Authentication/Access Control
Providers and patients can use Extended Care only after logging in to their respective EHR applications (that is, in
the case of Epic: Hyperspace for Providers and MyChart for patients). Extended Care does not require any
additional authentication. All communication between Epic and Cisco technology is encrypted using a shared key.

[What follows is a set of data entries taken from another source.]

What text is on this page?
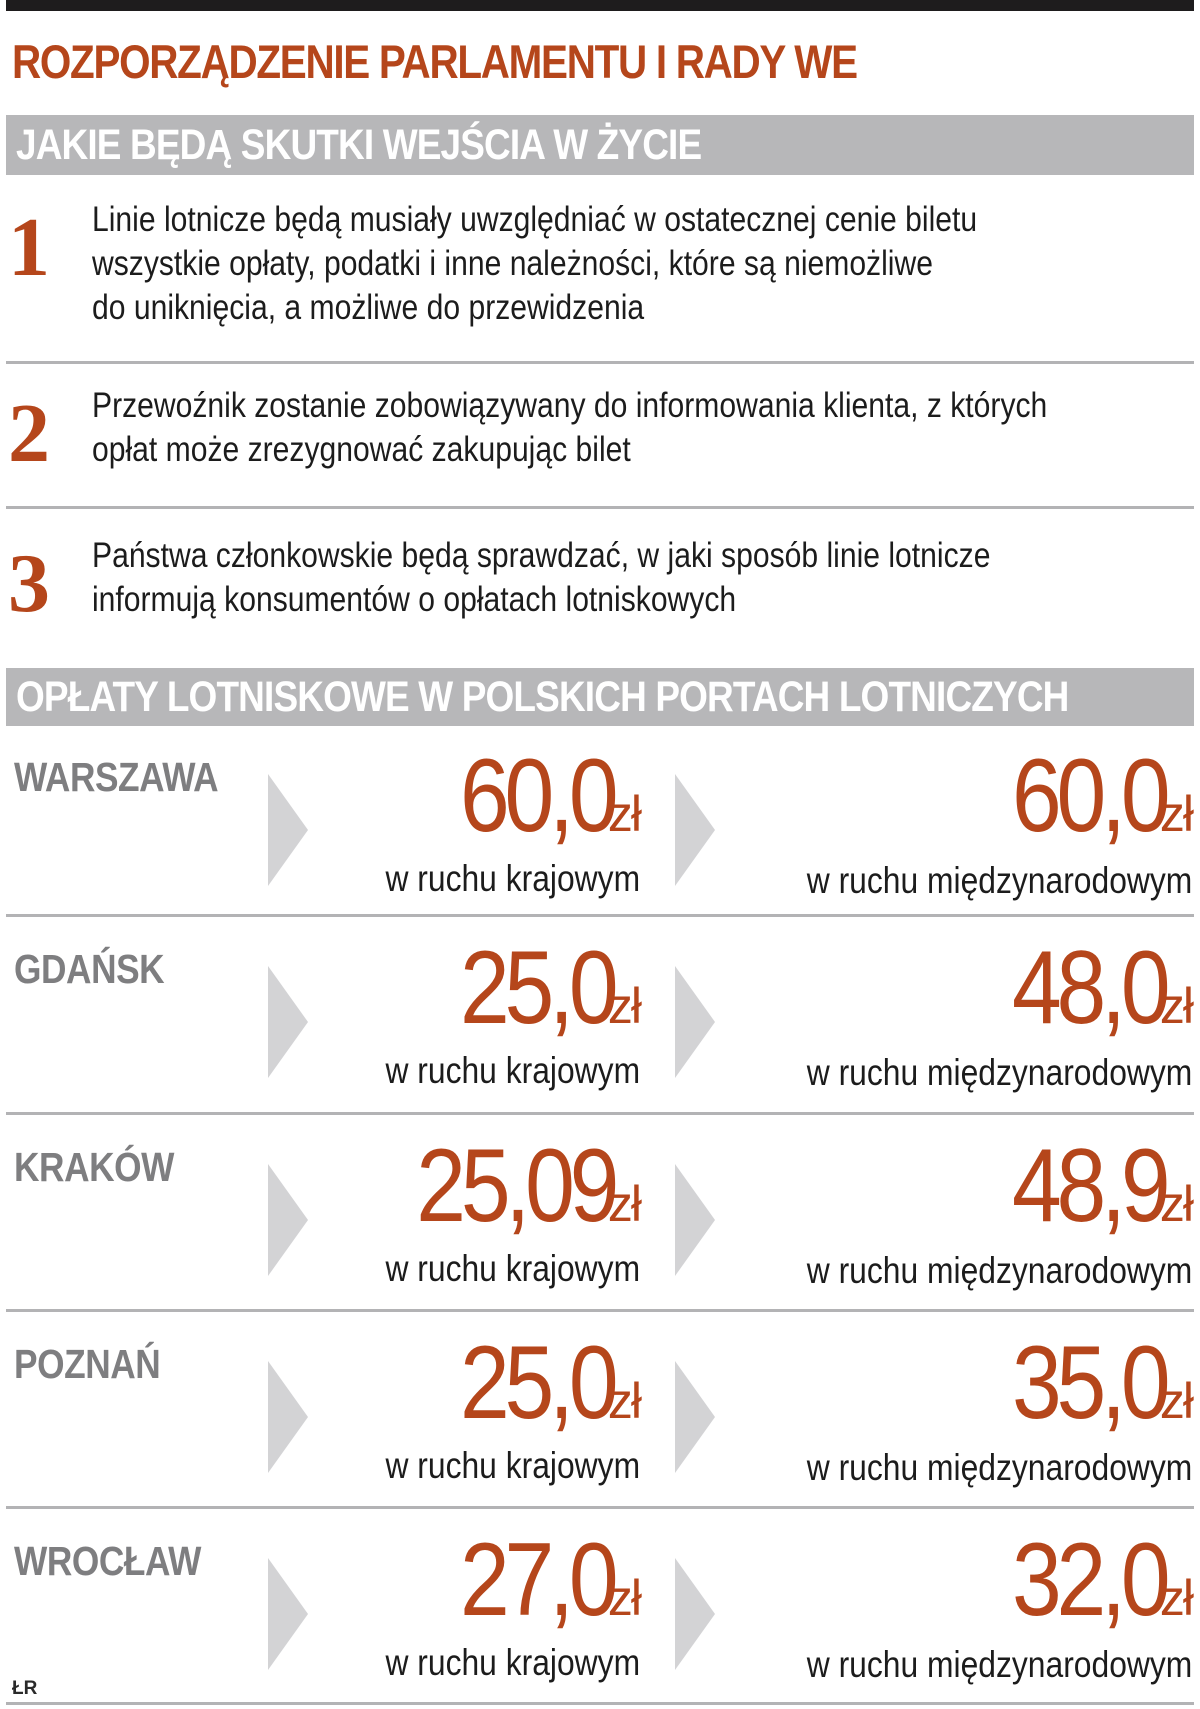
ROZPORZĄDZENIE PARLAMENTU I RADY WE
JAKIE BĘDĄ SKUTKI WEJŚCIA W ŻYCIE
1 Linie lotnicze będą musiały uwzględniać w ostatecznej cenie biletu
wszystkie opłaty, podatki i inne należności, które są niemożliwe
do uniknięcia, a możliwe do przewidzenia
2 Przewoźnik zostanie zobowiązywany do informowania klienta, z których
opłat może zrezygnować zakupując bilet
3 Państwa członkowskie będą sprawdzać, w jaki sposób linie lotnicze
informują konsumentów o opłatach lotniskowych
OPŁATY LOTNISKOWE W POLSKICH PORTACH LOTNICZYCH
WARSZAWA 60,0zł
w ruchu krajowym
60,0zł
w ruchu międzynarodowym
GDAŃSK	25,0zł
w ruchu krajowym
48,0zł
w ruchu międzynarodowym
KRAKÓW	25,09zł
w ruchu krajowym
48,9zł
w ruchu międzynarodowym
POZNAŃ	25,0zł
w ruchu krajowym
35,0zł
w ruchu międzynarodowym
WROCŁAW 27,0zł
w ruchu krajowym
32,0zł
w ruchu międzynarodowym
ŁR
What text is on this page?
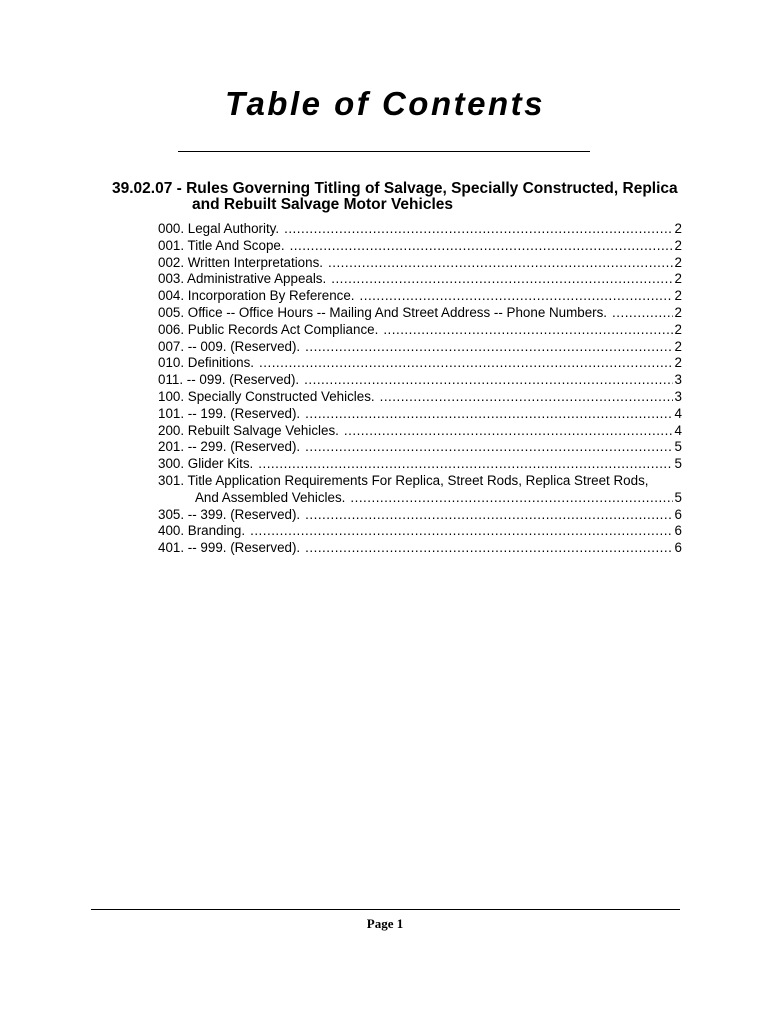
Table of Contents
39.02.07 - Rules Governing Titling of Salvage, Specially Constructed, Replica
and Rebuilt Salvage Motor Vehicles
000. Legal Authority. .....	2
001. Title And Scope. .....	2
002. Written Interpretations. .....	2
003. Administrative Appeals. .....	2
004. Incorporation By Reference. .....	2
005. Office -- Office Hours -- Mailing And Street Address -- Phone Numbers. .....	2
006. Public Records Act Compliance. .....	2
007. -- 009. (Reserved). .....	2
010. Definitions. .....	2
011. -- 099. (Reserved). .....	3
100. Specially Constructed Vehicles. .....	3
101. -- 199. (Reserved). .....	4
200. Rebuilt Salvage Vehicles. .....	4
201. -- 299. (Reserved). .....	5
300. Glider Kits. .....	5
301. Title Application Requirements For Replica, Street Rods, Replica Street Rods,
And Assembled Vehicles. .....	5
305. -- 399. (Reserved). .....	6
400. Branding. .....	6
401. -- 999. (Reserved). .....	6
Page 1
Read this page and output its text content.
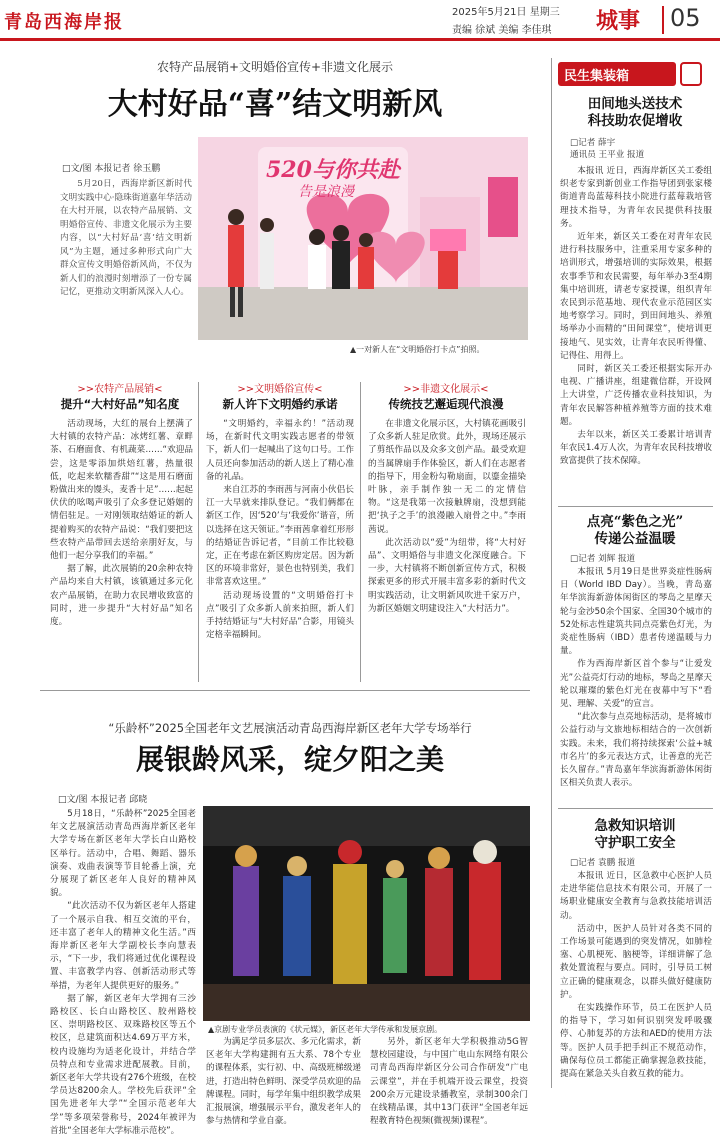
青岛西海岸报	2025年5月21日 星期三
责编 徐斌 美编 李佳琪 城事 05
农特产品展销+文明婚俗宣传+非遗文化展示
大村好品“喜”结文明新风
□文/图 本报记者 徐玉鹏

5月20日，西海岸新区新时代文明实践中心·隐珠街道嘉年华活动在大村开展，以农特产品展销、文明婚俗宣传、非遗文化展示为主要内容，以“大村好品‘喜’结文明新风”为主题，通过多种形式向广大群众宣传文明婚俗新风尚，不仅为新人们的浪漫时刻增添了一份专属记忆，更推动文明新风深入人心。

520与你共赴
告是浪漫
▲一对新人在“文明婚俗打卡点”拍照。
>>农特产品展销<
提升“大村好品”知名度

活动现场，大红的展台上摆满了大村镇的农特产品：冰烤红薯、章畔茶、石磨面食、有机蔬菜……“欢迎品尝，这是零添加烘焙红薯，热量很低，吃起来软糯香甜”“这是用石磨面粉做出来的馒头，麦香十足”……起起伏伏的吆喝声吸引了众多登记婚姻的情侣驻足。一对刚领取结婚证的新人提着购买的农特产品说：“我们要把这些农特产品带回去送给亲朋好友，与他们一起分享我们的幸福。”

据了解，此次展销的20余种农特产品均来自大村镇，该镇通过多元化农产品展销，在助力农民增收致富的同时，进一步提升“大村好品”知名度。

>>文明婚俗宣传<
新人许下文明婚约承诺

“文明婚约，幸福永约！”活动现场，在新时代文明实践志愿者的带领下，新人们一起喊出了这句口号。工作人员还向参加活动的新人送上了精心准备的礼品。

来自江苏的李雨茜与河南小伙侣长江一大早就来排队登记。“我们俩都在新区工作，因‘520’与‘我爱你’谐音，所以选择在这天领证。”李雨茜拿着红形形的结婚证告诉记者，“目前工作比较稳定，正在考虑在新区购房定居。因为新区的环境非常好，景色也特别美，我们非常喜欢这里。”

活动现场设置的“文明婚俗打卡点”吸引了众多新人前来拍照，新人们手持结婚证与“大村好品”合影，用镜头定格幸福瞬间。

>>非遗文化展示<
传统技艺邂逅现代浪漫

在非遗文化展示区，大村镇花画吸引了众多新人驻足欣赏。此外，现场还展示了剪纸作品以及众多文创产品。最受欢迎的当属牌扇手作体验区，新人们在志愿者的指导下，用金粉勾勒扇面，以鎏金描染叶脉，亲手制作独一无二的定情信物。“这是我第一次接触牌扇，没想到能把‘执子之手’的浪漫融入扇骨之中。”李雨茜说。

此次活动以“爱”为纽带，将“大村好品”、文明婚俗与非遗文化深度融合。下一步，大村镇将不断创新宣传方式，积极探索更多的形式开展丰富多彩的新时代文明实践活动，让文明新风吹进千家万户，为新区婚姻文明建设注入“大村活力”。

“乐龄杯”2025全国老年文艺展演活动青岛西海岸新区老年大学专场举行
展银龄风采，绽夕阳之美
□文/图 本报记者 邱晓

5月18日，“乐龄杯”2025全国老年文艺展演活动青岛西海岸新区老年大学专场在新区老年大学长白山路校区举行。活动中，合唱、舞蹈、器乐演奏、戏曲表演等节目轮番上演，充分展现了新区老年人良好的精神风貌。

“此次活动不仅为新区老年人搭建了一个展示自我、相互交流的平台，还丰富了老年人的精神文化生活。”西海岸新区老年大学副校长李向慧表示，“下一步，我们将通过优化课程设置、丰富教学内容、创新活动形式等举措，为老年人提供更好的服务。”

据了解，新区老年大学拥有三沙路校区、长白山路校区、胶州路校区、崇明路校区、双珠路校区等五个校区，总建筑面积达4.69万平方米，校内设施均为适老化设计，并结合学员特点和专业需求进配展教。目前，新区老年大学共设有276个班级，在校学员达8200余人。学校先后获评“全国先进老年大学”“全国示范老年大学”等多项荣誉称号，2024年被评为首批“全国老年大学标准示范校”。

▲京剧专业学员表演的《状元媒》，新区老年大学传承和发展京剧。

为满足学员多层次、多元化需求，新区老年大学构建拥有五大系、78个专业的课程体系，实行初、中、高级班梯级递进，打造出特色鲜明、深受学员欢迎的品牌课程。同时，每学年集中组织教学成果汇报展演，增强展示平台，激发老年人的参与热情和学业自豪。

另外，新区老年大学积极推动5G智慧校园建设，与中国广电山东网络有限公司青岛西海岸新区分公司合作研发“广电云课堂”，并在手机端开设云课堂，投资200余万元建设录播教室，录制300余门在线精品课，其中13门获评“全国老年远程教育特色视频(微视频)课程”。

民生集装箱
田间地头送技术
科技助农促增收
□记者 薛宇
通讯员 王平业 报道

本报讯 近日，西海岸新区关工委组织老专家到新创业工作指导团到张家楼街道青岛蓝莓科技小院进行蓝莓栽培管理技术指导，为青年农民提供科技服务。

近年来，新区关工委在对青年农民进行科技服务中，注重采用专家多种的培训形式，增强培训的实际效果，根据农事季节和农民需要，每年举办3至4期集中培训班，请老专家授课，组织青年农民到示范基地、现代农业示范园区实地考察学习。同时，到田间地头、养殖场举办小而精的“田间课堂”，使培训更接地气、见实效，让青年农民听得懂、记得住、用得上。

同时，新区关工委还根据实际开办电视、广播讲座，组建微信群，开设网上大讲堂，广泛传播农业科技知识，为青年农民解答种植养殖等方面的技术难题。

去年以来，新区关工委累计培训青年农民1.4万人次，为青年农民科技增收致富提供了技术保障。

点亮“紫色之光”
传递公益温暖
□记者 刘辉 报道

本报讯 5月19日是世界炎症性肠病日（World IBD Day）。当晚，青岛嘉年华滨海新游体闲街区的琴岛之星摩天轮与金沙50余个国家、全国30个城市的52处标志性建筑共同点亮紫色灯光，为炎症性肠病（IBD）患者传递温暖与力量。

作为西海岸新区首个参与“让爱发光”公益亮灯行动的地标，琴岛之星摩天轮以璀璨的紫色灯光在夜幕中写下“看见、理解、关爱”的宣言。

“此次参与点亮地标活动，是将城市公益行动与文旅地标相结合的一次创新实践。未来，我们将持续探索‘公益+城市名片’的多元表达方式，让善意的光芒长久留存。”青岛嘉年华滨海新游体闲街区相关负责人表示。

急救知识培训
守护职工安全
□记者 袁鹏 报道

本报讯 近日，区急救中心医护人员走进华能信息技术有限公司，开展了一场职业健康安全教育与急救技能培训活动。

活动中，医护人员针对各类不同的工作场景可能遇到的突发情况，如肺栓塞、心肌梗死、脑梗等，详细讲解了急救处置流程与要点。同时，引导员工树立正确的健康观念，以群头做好健康防护。

在实践操作环节，员工在医护人员的指导下，学习如何识别突发呼吸骤停、心肺复苏的方法和AED的使用方法等。医护人员手把手纠正不规范动作，确保每位员工都能正确掌握急救技能，提高在紧急关头自救互救的能力。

Further, Extended Care requires administrators to log in using a user name and password to access the admin
portal for Extended Care.
Data Security
The audio and video data exchanged during a session is not cached. This data is queued in memory and played
out by the video client. Further, Extended Care does not record or store the telehealth session; rather it is used
only as a communication conduit between the parties engaged in the telehealth session.
Application Hosting
Extended Care components are hosted on-
premises in the customer’s data center. The customer maintains
complete control of the physical access to the servers.
Cisco support engineers, in addition
to customer’s administrators, require access to the system and VPN access to
the Extended Care solution to remotely configure and debug any issues according to applicable support
agreements. System access is logged by the VPN system.
Application Security
Cisco engineers have performed vulnerability analysis on the Extended Care source code using Nessus. They
have not implemented any special mechanisms for malicious code protection, because it is a Linux-based system.
The platform uses 2048-bit encryption key and certifications, while Epic URL parameters are encrypted using AES.
Endpoints are provisioned in Extended Care and a password is associated with each endpoint. Access to an
endpoint is secured using it's password. When a Jabber client is in use as an endpoint, Extended Care stores the
Jabber client login ID; however, Extended Care does not store user passwords.
The Extended Care application is stateless. The EHR application (Hyperspace) uses an endpoint to start video
collaboration. This endpoint is un
ique and access to it is controlled using the endpoint’s password. When the EHR
application launches Extended Care with an endpoint E1, the previous endpoint session for the endpoint E1 is
reset, and a new session is created.